Com todo o respeito pelas taquígrafas, por todos os bons serviços prestados, e antes que o sindicato da categoria me mande um e-mail furibundo, essa função é um símbolo do atraso do Senado. Deveriam ser todas aposentadas e os cargos, extintos. O perigo é a verba para a compra dos gravadores. 

Os senadores têm boca-livre até para telegramas. Eles adoram mandar telegramas, sim, em 2009, quando é muito mais simples e barato, ou de graça, mandar um email. Em qualquer rincão deste imenso pais-continente, onde houver um telefone, um laptop pode ser plugado. Em que século vive essa gente? 

Eles também torram o nosso dinheiro em folhetos, brochuras, livros, "prestações de contas do mandato", que são distribuídos à farta - para quem não vai ler. O atraso só acredita no impresso, mesmo com 65 milhões de brasileiros ligados na internet. 

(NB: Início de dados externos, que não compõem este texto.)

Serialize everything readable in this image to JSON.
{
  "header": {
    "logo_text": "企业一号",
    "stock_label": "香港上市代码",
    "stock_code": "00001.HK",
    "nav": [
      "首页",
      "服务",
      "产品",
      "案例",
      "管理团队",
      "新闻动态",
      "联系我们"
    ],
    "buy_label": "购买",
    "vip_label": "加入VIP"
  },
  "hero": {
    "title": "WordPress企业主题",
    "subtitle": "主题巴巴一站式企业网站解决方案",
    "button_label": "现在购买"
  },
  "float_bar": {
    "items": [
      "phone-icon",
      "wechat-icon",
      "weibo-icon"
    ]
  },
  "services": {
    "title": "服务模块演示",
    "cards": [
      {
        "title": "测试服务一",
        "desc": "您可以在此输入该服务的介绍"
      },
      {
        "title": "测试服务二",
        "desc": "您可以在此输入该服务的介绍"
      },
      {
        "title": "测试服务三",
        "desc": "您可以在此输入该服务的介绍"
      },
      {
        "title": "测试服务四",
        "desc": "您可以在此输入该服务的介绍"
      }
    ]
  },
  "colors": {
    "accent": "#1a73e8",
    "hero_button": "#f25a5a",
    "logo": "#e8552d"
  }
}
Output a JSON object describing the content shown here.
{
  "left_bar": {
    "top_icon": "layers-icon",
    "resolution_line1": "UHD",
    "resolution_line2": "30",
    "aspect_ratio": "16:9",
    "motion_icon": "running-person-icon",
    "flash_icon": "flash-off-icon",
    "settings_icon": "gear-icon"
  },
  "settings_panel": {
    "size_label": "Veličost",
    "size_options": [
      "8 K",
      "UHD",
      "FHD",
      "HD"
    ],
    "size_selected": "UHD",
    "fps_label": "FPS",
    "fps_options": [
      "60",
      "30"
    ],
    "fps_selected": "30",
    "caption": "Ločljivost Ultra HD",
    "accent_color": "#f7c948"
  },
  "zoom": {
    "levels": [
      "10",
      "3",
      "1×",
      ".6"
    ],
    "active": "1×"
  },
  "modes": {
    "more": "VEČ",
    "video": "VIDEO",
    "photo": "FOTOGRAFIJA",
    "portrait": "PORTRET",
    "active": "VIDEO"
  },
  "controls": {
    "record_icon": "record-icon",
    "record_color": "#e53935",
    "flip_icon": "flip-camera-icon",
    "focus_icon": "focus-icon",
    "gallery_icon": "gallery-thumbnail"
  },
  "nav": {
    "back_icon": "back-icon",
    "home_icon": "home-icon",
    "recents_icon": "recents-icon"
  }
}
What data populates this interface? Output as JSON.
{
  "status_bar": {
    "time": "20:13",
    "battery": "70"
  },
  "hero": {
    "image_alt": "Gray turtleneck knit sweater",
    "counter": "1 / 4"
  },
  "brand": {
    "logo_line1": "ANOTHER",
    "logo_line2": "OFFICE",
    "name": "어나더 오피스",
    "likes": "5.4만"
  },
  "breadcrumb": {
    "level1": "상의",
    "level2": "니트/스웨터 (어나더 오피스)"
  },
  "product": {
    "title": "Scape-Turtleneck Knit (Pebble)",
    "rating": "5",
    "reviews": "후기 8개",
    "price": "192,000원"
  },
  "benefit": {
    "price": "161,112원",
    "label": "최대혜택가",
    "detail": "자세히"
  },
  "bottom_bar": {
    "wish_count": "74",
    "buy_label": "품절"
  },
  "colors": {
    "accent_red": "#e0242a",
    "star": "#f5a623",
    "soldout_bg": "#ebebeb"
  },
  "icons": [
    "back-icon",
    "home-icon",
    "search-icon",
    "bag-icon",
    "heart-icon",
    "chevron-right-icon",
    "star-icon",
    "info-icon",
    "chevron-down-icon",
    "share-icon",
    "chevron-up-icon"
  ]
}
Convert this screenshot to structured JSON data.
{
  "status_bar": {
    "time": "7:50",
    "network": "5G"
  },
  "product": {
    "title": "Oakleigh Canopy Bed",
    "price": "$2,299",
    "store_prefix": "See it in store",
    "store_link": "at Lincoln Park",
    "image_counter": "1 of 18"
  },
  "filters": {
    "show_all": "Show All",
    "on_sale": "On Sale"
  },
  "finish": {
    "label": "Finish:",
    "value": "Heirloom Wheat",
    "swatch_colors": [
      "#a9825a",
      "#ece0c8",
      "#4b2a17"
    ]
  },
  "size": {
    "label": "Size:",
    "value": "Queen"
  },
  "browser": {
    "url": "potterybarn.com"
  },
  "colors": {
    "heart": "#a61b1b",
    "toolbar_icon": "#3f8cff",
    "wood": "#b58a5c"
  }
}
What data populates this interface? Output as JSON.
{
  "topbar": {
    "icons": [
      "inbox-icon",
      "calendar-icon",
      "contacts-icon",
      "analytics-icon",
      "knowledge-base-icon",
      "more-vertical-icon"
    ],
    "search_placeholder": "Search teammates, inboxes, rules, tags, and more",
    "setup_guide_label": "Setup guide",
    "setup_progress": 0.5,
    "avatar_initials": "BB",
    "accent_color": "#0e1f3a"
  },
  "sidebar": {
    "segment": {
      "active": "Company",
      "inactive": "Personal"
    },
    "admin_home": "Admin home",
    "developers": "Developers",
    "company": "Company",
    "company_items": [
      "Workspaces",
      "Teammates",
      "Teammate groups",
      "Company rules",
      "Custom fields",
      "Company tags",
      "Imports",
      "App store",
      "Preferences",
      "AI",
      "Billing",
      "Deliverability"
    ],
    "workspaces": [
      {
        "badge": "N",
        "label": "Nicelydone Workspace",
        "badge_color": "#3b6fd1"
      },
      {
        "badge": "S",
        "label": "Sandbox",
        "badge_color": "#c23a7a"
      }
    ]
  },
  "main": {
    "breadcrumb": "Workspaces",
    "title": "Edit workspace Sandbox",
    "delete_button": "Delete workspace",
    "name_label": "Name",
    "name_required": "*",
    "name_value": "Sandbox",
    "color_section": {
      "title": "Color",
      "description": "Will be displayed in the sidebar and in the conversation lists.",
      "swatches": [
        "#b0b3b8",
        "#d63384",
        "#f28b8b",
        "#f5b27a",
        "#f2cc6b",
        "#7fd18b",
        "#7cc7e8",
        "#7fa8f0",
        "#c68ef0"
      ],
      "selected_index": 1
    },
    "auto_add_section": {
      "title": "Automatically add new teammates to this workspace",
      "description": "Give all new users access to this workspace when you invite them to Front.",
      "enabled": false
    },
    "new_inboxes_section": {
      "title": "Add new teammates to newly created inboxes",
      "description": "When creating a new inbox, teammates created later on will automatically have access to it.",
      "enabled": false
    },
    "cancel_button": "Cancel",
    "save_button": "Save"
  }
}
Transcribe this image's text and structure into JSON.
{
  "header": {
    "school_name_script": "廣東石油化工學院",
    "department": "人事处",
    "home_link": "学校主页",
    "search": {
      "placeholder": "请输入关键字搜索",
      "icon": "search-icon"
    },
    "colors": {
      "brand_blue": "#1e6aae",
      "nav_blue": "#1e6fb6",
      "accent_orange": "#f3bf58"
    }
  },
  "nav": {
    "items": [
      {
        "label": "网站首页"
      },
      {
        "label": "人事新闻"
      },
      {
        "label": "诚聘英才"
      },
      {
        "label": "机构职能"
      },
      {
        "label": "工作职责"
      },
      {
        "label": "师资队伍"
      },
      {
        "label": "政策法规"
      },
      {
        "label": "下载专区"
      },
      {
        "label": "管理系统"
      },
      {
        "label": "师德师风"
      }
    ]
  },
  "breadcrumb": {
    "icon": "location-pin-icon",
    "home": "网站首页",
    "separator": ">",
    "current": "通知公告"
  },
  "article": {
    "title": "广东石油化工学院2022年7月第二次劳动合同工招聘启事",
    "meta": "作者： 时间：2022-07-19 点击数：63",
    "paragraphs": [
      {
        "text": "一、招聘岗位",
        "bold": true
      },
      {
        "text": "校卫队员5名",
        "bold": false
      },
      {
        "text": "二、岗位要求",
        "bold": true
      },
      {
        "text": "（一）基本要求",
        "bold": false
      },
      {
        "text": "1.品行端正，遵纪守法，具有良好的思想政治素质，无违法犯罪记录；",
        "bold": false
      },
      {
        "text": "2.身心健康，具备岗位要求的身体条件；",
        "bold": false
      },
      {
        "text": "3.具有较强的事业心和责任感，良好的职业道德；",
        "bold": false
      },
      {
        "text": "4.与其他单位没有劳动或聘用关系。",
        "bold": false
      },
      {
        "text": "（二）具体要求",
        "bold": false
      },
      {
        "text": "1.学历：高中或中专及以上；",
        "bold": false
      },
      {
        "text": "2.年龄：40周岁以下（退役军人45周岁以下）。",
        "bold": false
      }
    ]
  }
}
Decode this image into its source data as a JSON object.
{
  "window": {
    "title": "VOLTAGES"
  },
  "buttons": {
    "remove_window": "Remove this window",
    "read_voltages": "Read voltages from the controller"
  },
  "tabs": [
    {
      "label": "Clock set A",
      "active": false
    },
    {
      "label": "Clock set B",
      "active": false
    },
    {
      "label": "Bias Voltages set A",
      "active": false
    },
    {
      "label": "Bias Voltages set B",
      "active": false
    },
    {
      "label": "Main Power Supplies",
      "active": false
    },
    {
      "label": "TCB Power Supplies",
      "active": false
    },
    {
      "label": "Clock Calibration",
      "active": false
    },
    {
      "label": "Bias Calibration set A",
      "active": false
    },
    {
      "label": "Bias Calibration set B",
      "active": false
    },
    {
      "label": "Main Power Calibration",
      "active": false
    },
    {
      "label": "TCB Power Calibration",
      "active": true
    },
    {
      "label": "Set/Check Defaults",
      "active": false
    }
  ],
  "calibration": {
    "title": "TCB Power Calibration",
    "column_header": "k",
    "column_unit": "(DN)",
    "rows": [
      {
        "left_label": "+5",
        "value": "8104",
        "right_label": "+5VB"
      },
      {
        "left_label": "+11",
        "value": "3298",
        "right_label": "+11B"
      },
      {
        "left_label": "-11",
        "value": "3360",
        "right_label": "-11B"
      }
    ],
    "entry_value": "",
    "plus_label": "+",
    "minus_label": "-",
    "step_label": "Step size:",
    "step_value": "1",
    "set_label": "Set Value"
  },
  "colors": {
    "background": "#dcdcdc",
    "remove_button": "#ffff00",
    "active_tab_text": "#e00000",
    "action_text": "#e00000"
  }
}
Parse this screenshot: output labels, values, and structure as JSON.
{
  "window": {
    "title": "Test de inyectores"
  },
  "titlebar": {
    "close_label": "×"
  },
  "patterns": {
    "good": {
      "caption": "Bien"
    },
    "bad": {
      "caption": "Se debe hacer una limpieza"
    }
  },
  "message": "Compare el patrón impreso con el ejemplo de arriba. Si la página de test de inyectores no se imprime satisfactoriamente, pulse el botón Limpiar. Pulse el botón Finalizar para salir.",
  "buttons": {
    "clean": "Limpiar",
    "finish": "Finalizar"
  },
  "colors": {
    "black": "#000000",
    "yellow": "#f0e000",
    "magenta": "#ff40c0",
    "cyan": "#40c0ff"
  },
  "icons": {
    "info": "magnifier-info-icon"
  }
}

Em plena era digital, quando bastaria publicar no site, dá um arrepio pensar nos milhares de árvores que serão derrubadas para que a gráfica do Senado imprima os anais, os discursos, os trabalhos das comissões, talvez algumas obras de referência, mas com certeza uma quantidade colossal de lixo impresso. Enquanto as bibliotecas estão se digitalizando, eles imprimem cada vez mais. Para quê? Para quem? Até quando? 

5 comentários:

Lição de texto disse...

Taquígrafo velho, dia desses últimos , soube da publicação, em blog, desta nota. Embora não muito afeito a essas mídias, este seu “chá-chá-chá”, por razões óbvias, estimulou-me a leitura, que não fiz sem antes consultar o oráculo da websearch... Enfim, localizei.
Logo de saída, o entusiasmo me fez pensar que você havia percebido no discreto entra e sai dos taquígrafos uma sugestão coreográfica, ou que o digitar diuturnamente estressante dos computadores na coxia houvesse, talvez, assim tomado num recorte, sugerido um ritmo, sabe como é: “uma batida”. Insisti, ainda, esperando encontrar alguma referência à ilumiação da abóbada cameral ou mesmo à sua péssima acústica. Qual o quê? Desapontado, súbito, constatei um certo sentido de jornalismo denúncia, com corolário ambientalista. Ainda assim gostei, até porque, juro, me senti prestigiado, até porque focado pelo iluminado(r). Lamentei, é claro, que a cena política e as opções administrativas de alguns tenham criado um lamaçal, e a chafurdice de outros tantos, muitas vezes até patrocinados, faça respingar ignorância nas folhas, já agora, inutilmente recicladas dos nossos bloquinhos de notas. Pena! Fica a impressão de que Plínio, o Velho, tinha razão: “Sutor, ne supra crepidam!” Eta, e agora?! Vai de oráculo!!! Contudo, se PythOOn não resolver, procure um taquígrafo.
Abraço.

Anônimo disse...

O cara tentou desmoralizar a profissão dos taquígrafos, e acabou desmoralizando ainda mais a sua própria profissão. rsrs

http://www.taquibras.com.br/noticias.php?noticia=913

Sheila disse...

"Que verdade é essa que você conta pra gente?
Na verdade a verdade é geralmente aparente
Dita as regras do jogo, mesmo sem saber jogar
Freqüenta escola de samba, mas só curte a classe
Critica, implica, explica
Enreda, remeda e conserta
Agita, atiça e fuxica
Futrica, complica, intriga e entrega"

Querido Nelsinho, respondo com um sambinha da Gisa Nogueira. Como não tenho o mesmo espaço que você, no próximo e-mail te explico, com mais profundidade, o que é TAQUIGRAFIA! Mas, sugiro: Faça uma pesquisa antes de escrever sobre o que não conhece. O discurso de ataque a funcionários capacitados, concursados, eficientes, não deve ofuscar o problema principal: má gestão daqueles que não são capacitados, não prestaram concurso e não são eficientes. Entreguem o serviço público aos funcionários de carreira! Vocês verão como funciona! Outra sugestão: se precisar dos serviços de um taquígrafo ao escrever seus livros, pode me contratar!
Grande beijo, Nelsinho.

Anônimo disse...

Seria até interessante lançar o desafio ao sr. Motta: primeiro, fazer com que ele usasse um aparelhinho de 200 reais para gravar com fidelidade os discursos, e depois conseguisse que um alfabetizado não surdo fizesse a transcrição, usando um software para isso.
Obviamente ele fracassaria no teste. E fracassaria mesmo com um gravador digital mais parrudo, como o Roland Edirol R-9 (que hoje custa uns 400 dólares nos EUA).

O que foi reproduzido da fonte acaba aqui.